Par ailleurs, les difficultés liées au financement des mesures foncières et des travaux prescrits ont retardé l'approbation des plans. Plusieurs dispositifs ont été créés pour faciliter et accélérer l'instauration des PPRT :

- la mise en place d'un dispositif de financement par défaut des mesures foncières en cas d'absence d'accord entre les parties ;

- la prise en charge des travaux prescrits aux riverains via un crédit d'impôt de 40 % et depuis la loi du 16 juillet 2013 portant diverses dispositions d'adaptation au droit de l'Union européenne dans le domaine du développement durable, une contribution des industriels et des collectivités au financement des travaux à hauteur de 25 % chacun en complément du crédit d'impôts.
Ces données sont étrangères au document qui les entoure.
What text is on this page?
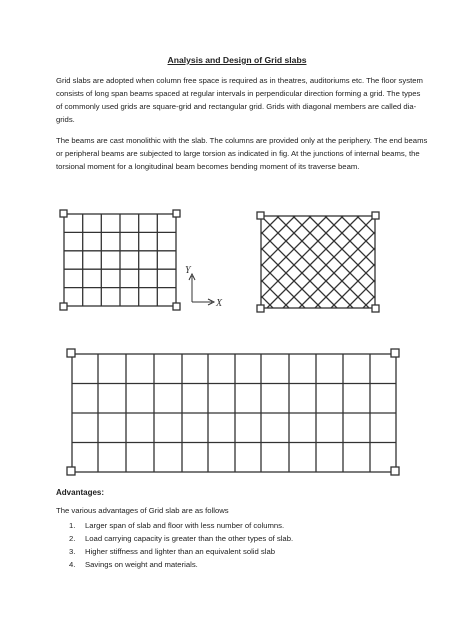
Analysis and Design of Grid slabs

Grid slabs are adopted when column free space is required as in theatres, auditoriums etc. The floor system consists of long span beams spaced at regular intervals in perpendicular direction forming a grid. The types of commonly used grids are square-grid and rectangular grid. Grids with diagonal members are called dia-grids.

The beams are cast monolithic with the slab. The columns are provided only at the periphery. The end beams or peripheral beams are subjected to large torsion as indicated in fig. At the junctions of internal beams, the torsional moment for a longitudinal beam becomes bending moment of its traverse beam.

Y
X
Advantages:
The various advantages of Grid slab are as follows
1.	Larger span of slab and floor with less number of columns.
2.	Load carrying capacity is greater than the other types of slab.
3.	Higher stiffness and lighter than an equivalent solid slab
4.	Savings on weight and materials.
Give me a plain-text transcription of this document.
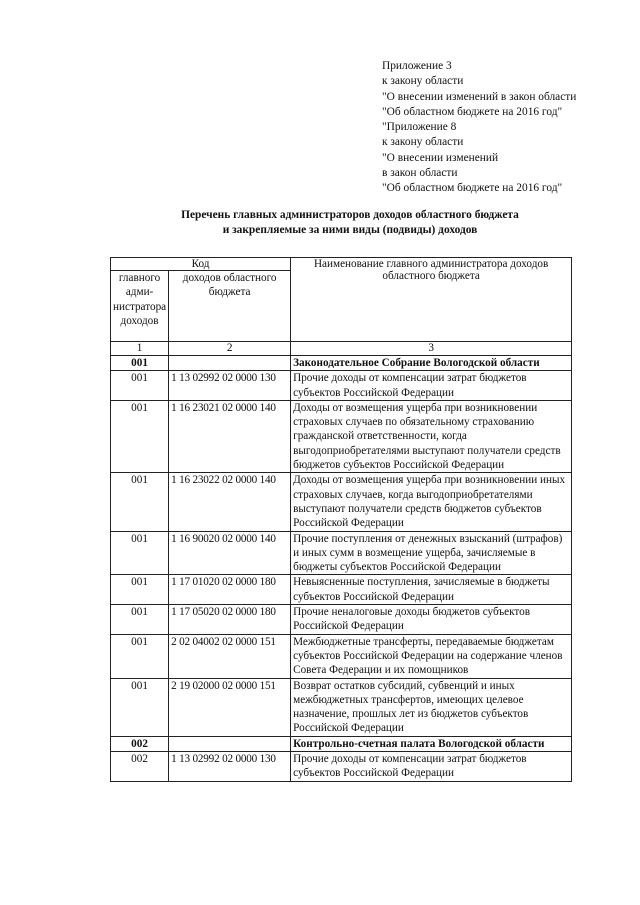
Приложение 3
к закону области
"О внесении изменений в закон области
"Об областном бюджете на 2016 год"
"Приложение 8
к закону области
"О внесении изменений
в закон области
"Об областном бюджете на 2016 год"
Перечень главных администраторов доходов областного бюджета
и закрепляемые за ними виды (подвиды) доходов
Код		Наименование главного администратора доходов областного бюджета
главного адми- нистратора доходов	доходов областного бюджета	
1	2	3
001		Законодательное Собрание Вологодской области
001	1 13 02992 02 0000 130	Прочие доходы от компенсации затрат бюджетов субъектов Российской Федерации
001	1 16 23021 02 0000 140	Доходы от возмещения ущерба при возникновении страховых случаев по обязательному страхованию гражданской ответственности, когда выгодоприобретателями выступают получатели средств бюджетов субъектов Российской Федерации
001	1 16 23022 02 0000 140	Доходы от возмещения ущерба при возникновении иных страховых случаев, когда выгодоприобретателями выступают получатели средств бюджетов субъектов Российской Федерации
001	1 16 90020 02 0000 140	Прочие поступления от денежных взысканий (штрафов) и иных сумм в возмещение ущерба, зачисляемые в бюджеты субъектов Российской Федерации
001	1 17 01020 02 0000 180	Невыясненные поступления, зачисляемые в бюджеты субъектов Российской Федерации
001	1 17 05020 02 0000 180	Прочие неналоговые доходы бюджетов субъектов Российской Федерации
001	2 02 04002 02 0000 151	Межбюджетные трансферты, передаваемые бюджетам субъектов Российской Федерации на содержание членов Совета Федерации и их помощников
001	2 19 02000 02 0000 151	Возврат остатков субсидий, субвенций и иных межбюджетных трансфертов, имеющих целевое назначение, прошлых лет из бюджетов субъектов Российской Федерации
002		Контрольно-счетная палата Вологодской области
002	1 13 02992 02 0000 130	Прочие доходы от компенсации затрат бюджетов субъектов Российской Федерации
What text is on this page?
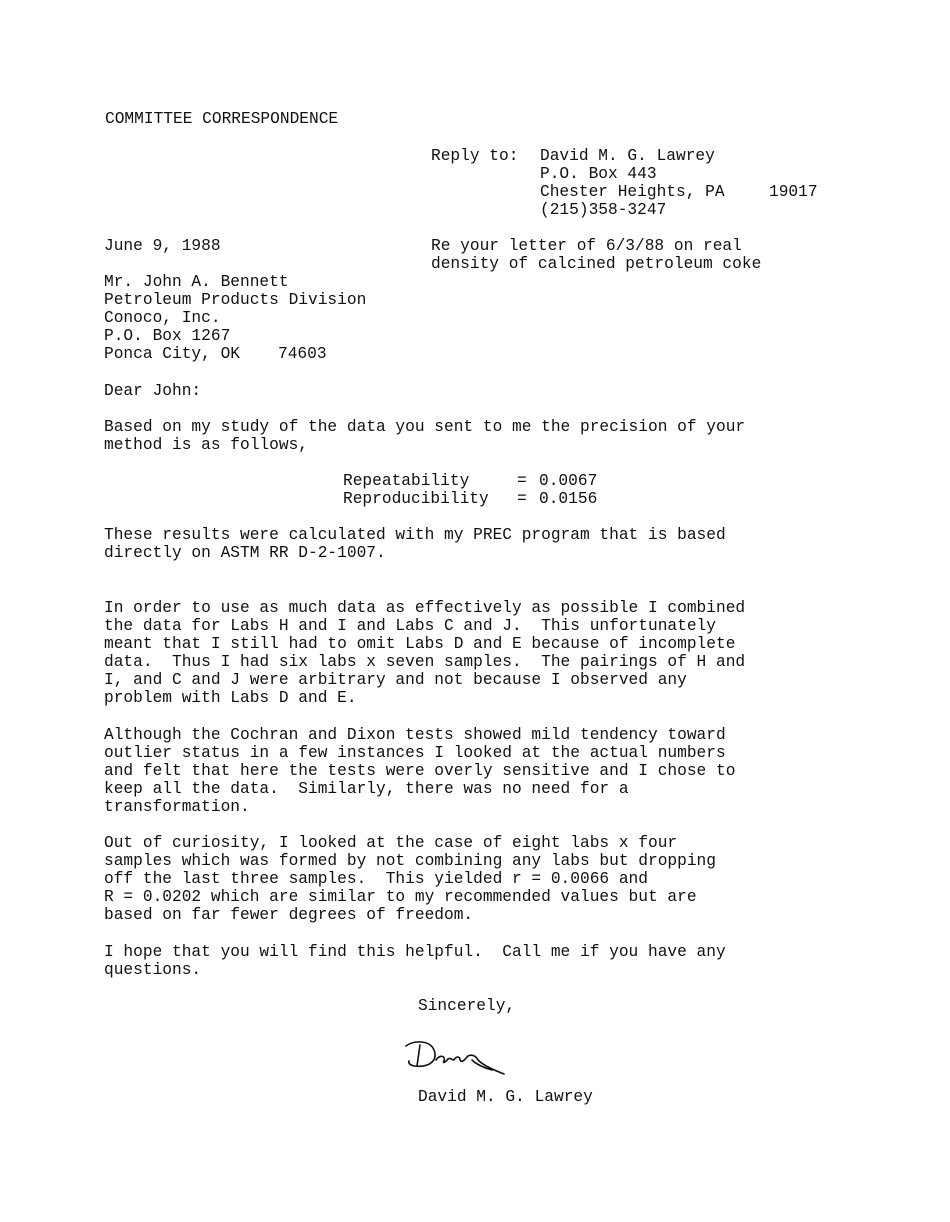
COMMITTEE CORRESPONDENCE
Reply to: David M. G. Lawrey
P.O. Box 443
Chester Heights, PA	19017
(215)358-3247
June 9, 1988	Re your letter of 6/3/88 on real
density of calcined petroleum coke
Mr. John A. Bennett
Petroleum Products Division
Conoco, Inc.
P.O. Box 1267
Ponca City, OK 74603
Dear John:
Based on my study of the data you sent to me the precision of your
method is as follows,
Repeatability	= 0.0067
Reproducibility = 0.0156
These results were calculated with my PREC program that is based
directly on ASTM RR D-2-1007.
In order to use as much data as effectively as possible I combined
the data for Labs H and I and Labs C and J.  This unfortunately
meant that I still had to omit Labs D and E because of incomplete
data.  Thus I had six labs x seven samples.  The pairings of H and
I, and C and J were arbitrary and not because I observed any
problem with Labs D and E.
Although the Cochran and Dixon tests showed mild tendency toward
outlier status in a few instances I looked at the actual numbers
and felt that here the tests were overly sensitive and I chose to
keep all the data.  Similarly, there was no need for a
transformation.
Out of curiosity, I looked at the case of eight labs x four
samples which was formed by not combining any labs but dropping
off the last three samples.  This yielded r = 0.0066 and
R = 0.0202 which are similar to my recommended values but are
based on far fewer degrees of freedom.
I hope that you will find this helpful.  Call me if you have any
questions.
Sincerely,
David M. G. Lawrey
Au total, cela porte à 90 % l'aide apportée aux particuliers pour la réalisation des travaux de mise en sécurité de leur logement.

Selon le ministère, l'ensemble de ces mesures visant à faciliter la mise en oeuvre des PPRT devrait permettre d'augmenter le rythme de consommation des crédits dédiés aux PPRT. En 2015, 105 millions d'euros en autorisations d'engagement et 44,9 millions d'euros en crédits de paiement seront dédiés à cette action.

3. L'Agence nationale de sécurité sanitaire de l'alimentation, de l'environnement et du travail : des missions croissantes dans un cadre budgétaire contraint
a) Une agence récente

L'Agence nationale de sécurité sanitaire, de l'alimentation, de l'environnement et du travail (Anses) est née le 1 er juillet 2010 de la fusion entre l'Agence française de sécurité sanitaire des aliments (Afssa) et l'Agence française de sécurité sanitaire de l'environnement et du travail (Afsset).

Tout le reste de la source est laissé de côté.